Eso sí, Reverte avisa de que la buena y la mala suerte hay que «adiestrarla» («porque acaba») mediante la experiencia. Lo mencionó en la novela, cuando en una encrucijada en Vukovar (Croacia), Márquez deduce que el camino de la izquierda podría tener minas a raíz de la hierba no pisada. La suerte fue que les pilló de día y no de noche. Aunque, para mala suerte, la de «Jose» en Eritrea, durante 1975, donde se cayó por un precipicio, «desde veinte metros de altura», y se rompió la espalda.

«Ahora la gente sabe que la televisión es también un arma de guerra»

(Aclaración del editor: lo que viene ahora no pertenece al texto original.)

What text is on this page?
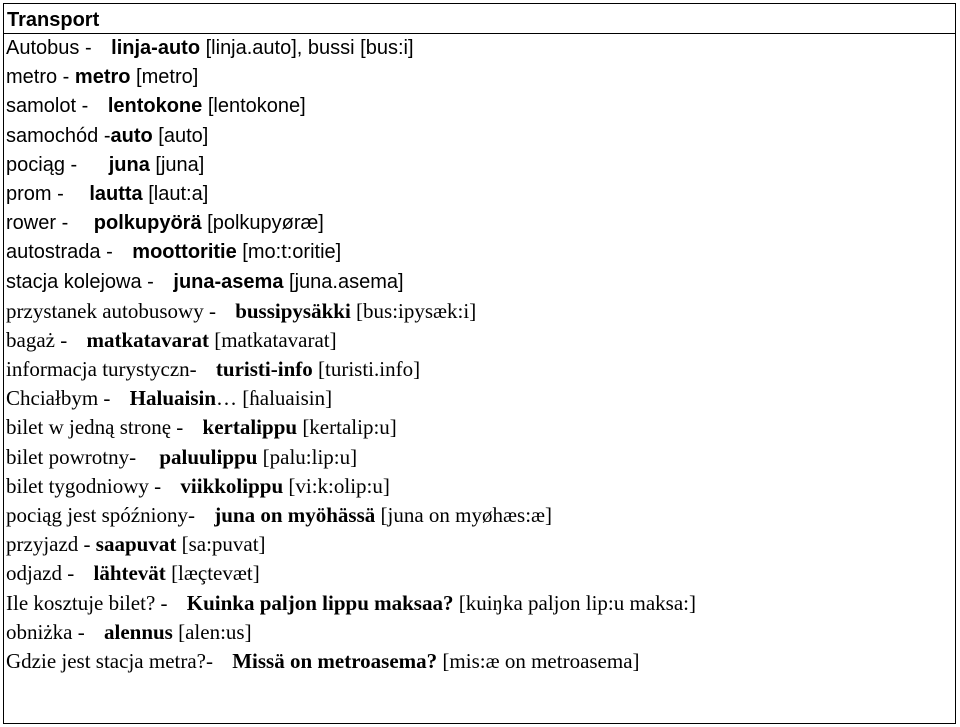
Transport
Autobus - linja-auto [linja.auto], bussi [bus:i]
metro - metro [metro]
samolot - lentokone [lentokone]
samochód -auto [auto]
pociąg - juna [juna]
prom - lautta [laut:a]
rower - polkupyörä [polkupyøræ]
autostrada - moottoritie [mo:t:oritie]
stacja kolejowa - juna-asema [juna.asema]
przystanek autobusowy - bussipysäkki [bus:ipysæk:i]
bagaż - matkatavarat [matkatavarat]
informacja turystyczn- turisti-info [turisti.info]
Chciałbym - Haluaisin… [ɦaluaisin]
bilet w jedną stronę - kertalippu [kertalip:u]
bilet powrotny- paluulippu [palu:lip:u]
bilet tygodniowy - viikkolippu [vi:k:olip:u]
pociąg jest spóźniony- juna on myöhässä [juna on myøhæs:æ]
przyjazd - saapuvat [sa:puvat]
odjazd - lähtevät [læçtevæt]
Ile kosztuje bilet? - Kuinka paljon lippu maksaa? [kuiŋka paljon lip:u maksa:]
obniżka - alennus [alen:us]
Gdzie jest stacja metra?- Missä on metroasema? [mis:æ on metroasema]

Pero el televisor siempre está ahí, recordándoles sus años mozos e inflando el mono de volver. «Es ver la tele y decir “ahí tenía que estar yo”», reconoció Márquez. Pero aquel Periodismo ya no existe. El excámara señaló literalmente su teléfono móvil como el acabose del oficio. «Ahora la gente sabe que la televisión es también un arma de guerra», justificó Reverte, resignado con que ahora «mover conciencias un día no vale para nada».

Y por aquel camino se dejaron la salud, el matrimonio… Márquez, de hecho, se divorció en cuanto acabó la guerra. Ya se había dejado por escrito en «Territorio comanche»: «Quizá por eso su mujer no se había divorciado aún: porque existían guerras a las que mandarlo». Algo quedó, sí: como aquel rolex que Márquez se había prometido a sí mismo como premio de jubilación y se lo acabó regalando Reverte con un pellizquito de «Territorio comanche». Fue durante una cena en Casa Lucio. «Toma, gilipollas, tu puto rolex». Y el impasible Márquez lloró; casualidad o no, uno de sus hijos se llama Arturo.